Exercício de funções noutras carreiras:
- -na área do concurso: 0, 25 por cada ano, até ao máximo de 2 valores.
- -Fora da área do concurso: 0,15 por cada ano, até ao máximo de 2 valores.
Experiência profissional específica (EPE):
- -Exercício de cargos dirigentes ou de coordenação:
- -Na área do concurso: 2 valores por cada ano, até ao máximo de 12 valores.
- -Fora da área do concurso: 1 valor por cada ano, até ao máximo de 6 valores.
Participação em equipas/grupos de trabalho:
- -- temas da área do concurso: 0,25 por cada participação, até ao máximo de 2 valores.
- -- temas fora da área do concurso: 0,15 por cada participação.»
Verifica-se que, como observa a autoridade recorrida, o júri do concurso decompôs previamente a experiência profissional em diversas vertentes: a geral e a específica, como, de resto, impunha o artº11º do DL 231/97 (cf. suas al. b) e c)), dentro da geral, formou dois grupos- as funções na carreira técnica superior e noutras e dentro da específica, também formou dois grupos- o exercício de cargos dirigentes/de coordenação e a participação em equipas/ grupos de trabalho.
E houve ainda, como se salienta no acórdão recorrido, a preocupação de atender neste factor à área para que o concurso foi aberto, o que se traduziu, em concreto, por um coeficiente diferente, consoante a EPG ( na carreira técnica ou outra) e a EPE (em cargos dirigentes/ de coordenação ou participação em equipas/grupos de trabalho), se situassem na área do concurso ou fora dela.
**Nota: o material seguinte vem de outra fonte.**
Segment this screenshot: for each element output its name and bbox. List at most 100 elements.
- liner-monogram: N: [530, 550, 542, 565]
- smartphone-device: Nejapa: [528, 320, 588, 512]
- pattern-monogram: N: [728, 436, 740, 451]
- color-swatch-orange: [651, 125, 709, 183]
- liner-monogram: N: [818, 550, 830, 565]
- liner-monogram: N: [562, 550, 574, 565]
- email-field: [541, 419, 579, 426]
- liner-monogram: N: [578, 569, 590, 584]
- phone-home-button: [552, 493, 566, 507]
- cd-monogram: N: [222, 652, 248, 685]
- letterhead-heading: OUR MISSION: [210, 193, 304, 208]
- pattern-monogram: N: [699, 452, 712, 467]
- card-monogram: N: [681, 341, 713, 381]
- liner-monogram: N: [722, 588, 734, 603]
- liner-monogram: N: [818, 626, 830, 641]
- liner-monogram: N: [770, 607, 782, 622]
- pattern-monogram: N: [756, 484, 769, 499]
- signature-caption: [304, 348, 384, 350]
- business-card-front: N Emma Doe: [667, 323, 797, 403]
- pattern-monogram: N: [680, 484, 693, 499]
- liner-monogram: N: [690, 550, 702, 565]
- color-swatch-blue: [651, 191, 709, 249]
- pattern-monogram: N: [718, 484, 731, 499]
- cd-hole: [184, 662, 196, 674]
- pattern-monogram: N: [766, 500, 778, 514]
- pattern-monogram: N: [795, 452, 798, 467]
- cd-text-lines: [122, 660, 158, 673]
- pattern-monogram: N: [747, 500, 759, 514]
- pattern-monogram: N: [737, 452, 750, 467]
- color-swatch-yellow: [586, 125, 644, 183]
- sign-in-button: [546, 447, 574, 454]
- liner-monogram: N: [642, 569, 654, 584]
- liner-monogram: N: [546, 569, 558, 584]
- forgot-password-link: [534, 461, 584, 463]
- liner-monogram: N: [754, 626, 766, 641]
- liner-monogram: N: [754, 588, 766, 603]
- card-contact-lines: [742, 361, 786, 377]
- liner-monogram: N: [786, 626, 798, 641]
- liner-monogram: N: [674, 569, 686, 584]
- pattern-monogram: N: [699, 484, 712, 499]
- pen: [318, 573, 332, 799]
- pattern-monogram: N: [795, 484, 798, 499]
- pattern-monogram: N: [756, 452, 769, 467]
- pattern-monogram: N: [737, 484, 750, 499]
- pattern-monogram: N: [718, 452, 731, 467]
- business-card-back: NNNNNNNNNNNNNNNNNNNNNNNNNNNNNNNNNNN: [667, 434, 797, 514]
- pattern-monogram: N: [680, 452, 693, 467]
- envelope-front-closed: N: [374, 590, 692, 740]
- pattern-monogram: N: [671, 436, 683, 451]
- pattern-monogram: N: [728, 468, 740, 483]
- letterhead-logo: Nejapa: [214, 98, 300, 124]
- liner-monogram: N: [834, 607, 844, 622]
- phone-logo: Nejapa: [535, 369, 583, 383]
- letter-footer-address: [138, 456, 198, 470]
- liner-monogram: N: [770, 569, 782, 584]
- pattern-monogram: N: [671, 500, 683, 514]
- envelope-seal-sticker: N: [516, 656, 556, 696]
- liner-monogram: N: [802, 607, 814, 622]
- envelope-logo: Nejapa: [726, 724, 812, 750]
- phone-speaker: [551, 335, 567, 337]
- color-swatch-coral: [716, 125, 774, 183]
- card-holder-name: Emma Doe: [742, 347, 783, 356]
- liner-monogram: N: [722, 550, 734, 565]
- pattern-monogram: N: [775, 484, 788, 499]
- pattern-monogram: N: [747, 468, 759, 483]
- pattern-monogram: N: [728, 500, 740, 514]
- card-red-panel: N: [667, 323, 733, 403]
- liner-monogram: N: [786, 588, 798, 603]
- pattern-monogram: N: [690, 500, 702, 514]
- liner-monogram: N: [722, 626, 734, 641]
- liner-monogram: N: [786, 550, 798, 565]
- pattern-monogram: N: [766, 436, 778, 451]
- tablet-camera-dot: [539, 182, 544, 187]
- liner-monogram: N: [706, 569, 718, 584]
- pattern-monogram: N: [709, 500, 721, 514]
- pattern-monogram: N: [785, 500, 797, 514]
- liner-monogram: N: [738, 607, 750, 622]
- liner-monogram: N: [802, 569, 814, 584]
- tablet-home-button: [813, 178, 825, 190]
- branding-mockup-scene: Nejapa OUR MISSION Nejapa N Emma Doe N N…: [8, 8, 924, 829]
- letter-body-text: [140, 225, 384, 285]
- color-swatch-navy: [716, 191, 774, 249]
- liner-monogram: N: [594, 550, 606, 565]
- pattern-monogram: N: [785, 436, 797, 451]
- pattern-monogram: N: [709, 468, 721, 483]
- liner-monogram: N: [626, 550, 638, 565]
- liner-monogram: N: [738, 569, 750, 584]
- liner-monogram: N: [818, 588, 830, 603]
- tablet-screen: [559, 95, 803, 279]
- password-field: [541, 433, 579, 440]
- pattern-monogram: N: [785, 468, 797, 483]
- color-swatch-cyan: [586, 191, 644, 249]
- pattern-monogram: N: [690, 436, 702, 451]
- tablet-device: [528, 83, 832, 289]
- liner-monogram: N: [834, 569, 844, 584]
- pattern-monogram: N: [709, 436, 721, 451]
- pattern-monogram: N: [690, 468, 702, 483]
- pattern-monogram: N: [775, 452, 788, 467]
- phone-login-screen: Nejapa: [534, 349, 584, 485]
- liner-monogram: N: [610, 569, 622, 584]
E, assim sendo, o critério adoptado pelo júri para valoração do factor “ experiência profissional” acaba por considerar a natureza das funções exercidas pelos candidatos, embora apenas na medida em que o júri, dentro do seu poder de fixar os critérios de ponderação do factor em causa, considerou relevante, traduzindo a sua aplicação a cada candidato, face aos elementos constantes dos respectivos currículos, uma apreciação individualizada das concretas funções exercidas. Não é, pois, verdade, que o júri do concurso tenha atendido, exclusivamente, à duração dessas funções ou apenas à antiguidade dos candidatos na função pública, na carreira e na categoria, como alega o recorrente contencioso, sendo certo que, segundo a lei e a citada jurisprudência, a duração das funções é também elemento a ponderar neste factor, só não pode é ser o único.
E no caso não foi, já que o júri, como vimos, também estabeleceu diferenciações qualitativas entre os candidatos, quando integrou os critérios supra referidos com os elementos individuais dos currículos dos candidatos ( cf. art. nº3), valorando especialmente os que desenvolveram funções directivas ou de coordenação na carreira técnica superior e dentro da área da vaga a prover, como é natural.
Não se verifica, pois, violação do artº27º, nº1, b) e nº3-c) do DL 498/88, na redacção do DL 215/95.
Consequentemente e neste campo, o acórdão recorrido não se pode manter.